I looked for the film “My beautiful laundrette”, because I was interested in seeing the British actor Day-Lewis in one of his first performances. Surprisingly, I found a well-made movie about love and racism.
London in the eighties: Omar is the son of an unsuccessful Pakistani journalist and politician. Omar is a fragile young man, well brought up, obedient and silent. His uncle Nasser, one of the richest members of Pakistani community, protects him. Nasser makes Omar responsible for one of his filthy laundrettes. He doesn’t expect very much from his nephew, but Omar always smiles and thanks for everything.

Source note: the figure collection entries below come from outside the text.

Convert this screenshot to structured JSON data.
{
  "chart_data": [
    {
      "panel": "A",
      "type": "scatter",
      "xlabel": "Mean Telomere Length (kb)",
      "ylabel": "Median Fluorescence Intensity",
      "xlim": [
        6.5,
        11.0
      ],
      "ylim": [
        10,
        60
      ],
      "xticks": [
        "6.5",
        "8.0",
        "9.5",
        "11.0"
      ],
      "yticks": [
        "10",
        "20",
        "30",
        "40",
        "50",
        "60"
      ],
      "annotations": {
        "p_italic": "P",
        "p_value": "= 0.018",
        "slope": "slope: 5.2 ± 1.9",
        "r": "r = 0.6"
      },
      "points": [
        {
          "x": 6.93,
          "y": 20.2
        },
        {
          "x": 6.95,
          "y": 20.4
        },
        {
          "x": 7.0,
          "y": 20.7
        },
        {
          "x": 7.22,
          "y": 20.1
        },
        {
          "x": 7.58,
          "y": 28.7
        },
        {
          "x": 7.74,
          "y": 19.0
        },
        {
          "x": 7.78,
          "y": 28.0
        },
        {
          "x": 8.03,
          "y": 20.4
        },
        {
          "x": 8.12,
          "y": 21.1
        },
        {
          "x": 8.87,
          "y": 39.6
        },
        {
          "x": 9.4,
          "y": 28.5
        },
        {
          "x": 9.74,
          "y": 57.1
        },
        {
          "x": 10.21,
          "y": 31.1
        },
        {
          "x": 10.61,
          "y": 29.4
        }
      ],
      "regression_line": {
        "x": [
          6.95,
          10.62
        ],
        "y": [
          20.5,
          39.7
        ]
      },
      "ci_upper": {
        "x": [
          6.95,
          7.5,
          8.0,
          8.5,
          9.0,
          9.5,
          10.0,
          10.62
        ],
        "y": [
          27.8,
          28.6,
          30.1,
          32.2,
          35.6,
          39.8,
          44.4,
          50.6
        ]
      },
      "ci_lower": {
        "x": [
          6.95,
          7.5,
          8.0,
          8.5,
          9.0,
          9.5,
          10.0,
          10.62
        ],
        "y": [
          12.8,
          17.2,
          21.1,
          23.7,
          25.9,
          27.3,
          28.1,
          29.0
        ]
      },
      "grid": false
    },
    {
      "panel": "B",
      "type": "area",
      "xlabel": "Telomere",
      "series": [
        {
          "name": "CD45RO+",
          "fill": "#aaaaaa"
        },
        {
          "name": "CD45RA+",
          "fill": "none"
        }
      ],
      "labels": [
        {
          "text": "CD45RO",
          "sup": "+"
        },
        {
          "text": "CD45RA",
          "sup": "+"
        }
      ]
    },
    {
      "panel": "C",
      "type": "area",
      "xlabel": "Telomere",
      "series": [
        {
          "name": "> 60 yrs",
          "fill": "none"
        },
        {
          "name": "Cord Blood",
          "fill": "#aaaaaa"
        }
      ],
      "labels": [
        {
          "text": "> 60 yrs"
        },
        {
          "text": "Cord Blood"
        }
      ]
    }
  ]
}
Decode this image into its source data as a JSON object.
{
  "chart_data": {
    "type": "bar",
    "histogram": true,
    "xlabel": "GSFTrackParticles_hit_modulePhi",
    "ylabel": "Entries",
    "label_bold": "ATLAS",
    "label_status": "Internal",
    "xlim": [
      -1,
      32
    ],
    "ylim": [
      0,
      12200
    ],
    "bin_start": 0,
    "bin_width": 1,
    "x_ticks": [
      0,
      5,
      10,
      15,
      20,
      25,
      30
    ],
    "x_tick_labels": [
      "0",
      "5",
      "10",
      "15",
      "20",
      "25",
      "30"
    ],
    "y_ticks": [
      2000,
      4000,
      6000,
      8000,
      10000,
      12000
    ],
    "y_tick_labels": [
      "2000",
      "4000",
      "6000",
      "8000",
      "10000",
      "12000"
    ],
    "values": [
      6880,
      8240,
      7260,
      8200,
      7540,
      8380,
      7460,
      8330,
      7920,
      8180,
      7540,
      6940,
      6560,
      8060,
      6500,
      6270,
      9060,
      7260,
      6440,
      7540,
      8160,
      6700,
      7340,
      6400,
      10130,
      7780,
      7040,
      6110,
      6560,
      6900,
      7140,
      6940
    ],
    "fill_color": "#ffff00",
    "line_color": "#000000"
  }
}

But the point of the movie are the secrets Omar hides. Indeed, he is an entrepreneur and he is going to change his uncle’s mucky laundry into a brilliant business. The power which moves him is not other than love. He gives a job to his boyfriend Johnny (Day-Lewis), a typical work-class hooligan. This gay relationship cannot be accepted by the Muslim world of the Anglo-Pakistanis, neither by the racist low-class friends of Johnny, but it doesn’t matter to the lovers, and the laundry cash-register doesn’t stop. In one way, I think this film is smarter than the pretentious “Brokeback Mountain”, because unlike that one, gay love plays here a coherent role.
Stephen Frears used this innovative screenplay by Kureishi to raise doubts about some of the more solid cultural prejudices in intercultural societies. Nasser, Omar’s uncle, is a gangster, as criminal and corrupt as a white British could be. And love between Omar and Johnny is as beautiful, difficult and passionate as the love between two white British gays could be.